The production on this record is pretty much going to come down to what I usually say: the mastering could be a bit better, but is mostly fine, the bass guitar is too quiet for my liking, the instruments sound like they’ve been recorded by people who know what they’re doing, so there’s no unnecessary distortion on them or anything that indicates the instruments haven’t been recorded properly, the mixing beyond the bass guitar is solid and the overall sound is one that shows that the record was recorded in a proper studio, resulting in a professional sounding production job. Can’t complain there, so props to everyone involved on the production side of this record (I haven’t been told that, unfortunately), because they did great jobs!

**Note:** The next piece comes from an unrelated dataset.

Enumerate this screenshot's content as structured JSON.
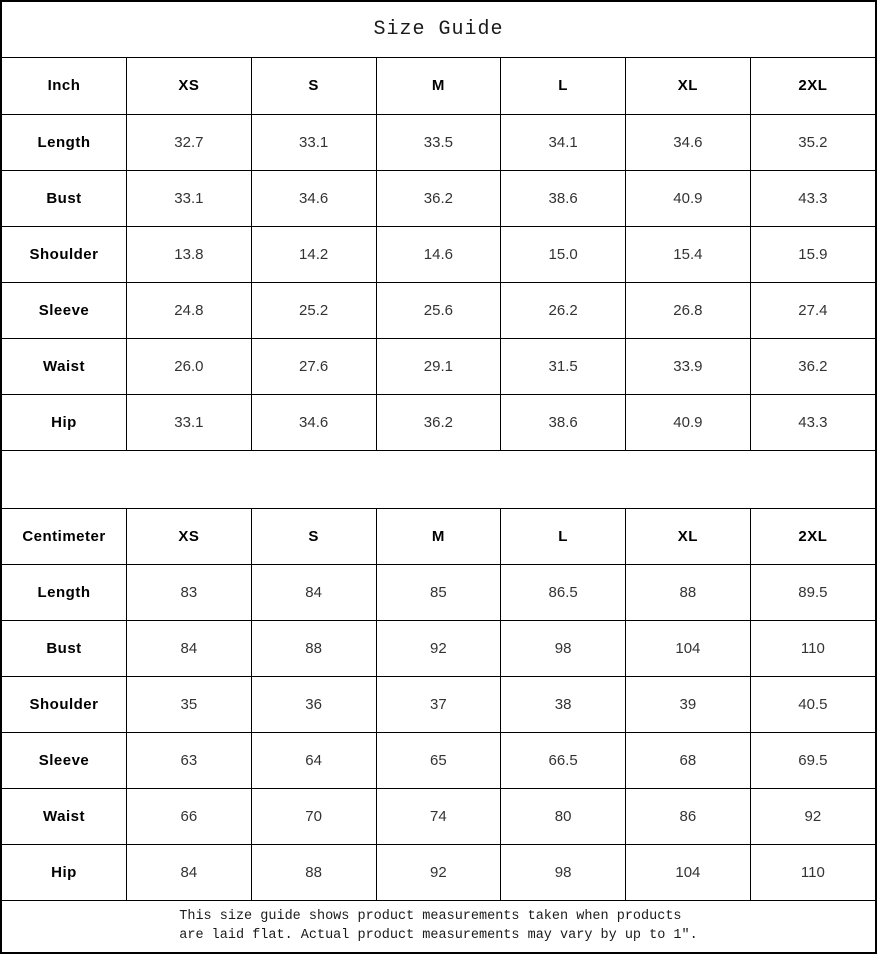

Ultimately, Beyond the Fade might actually be the best melodic hard rock record I’ve heard so far this year. I know that is a bold claim to make, but it has everything I could ask for in a melodic hard rock record, it handles everything very well while being a really enjoyable collection of songs and the complaints I do have feel very small in the grand scheme of things. Easy to recommend to melodic hard rock fans? HELL YES!
Beyond the Fade will be released on the 13th of May by Frontier Records. A promo copy of the album was provided for review purposes.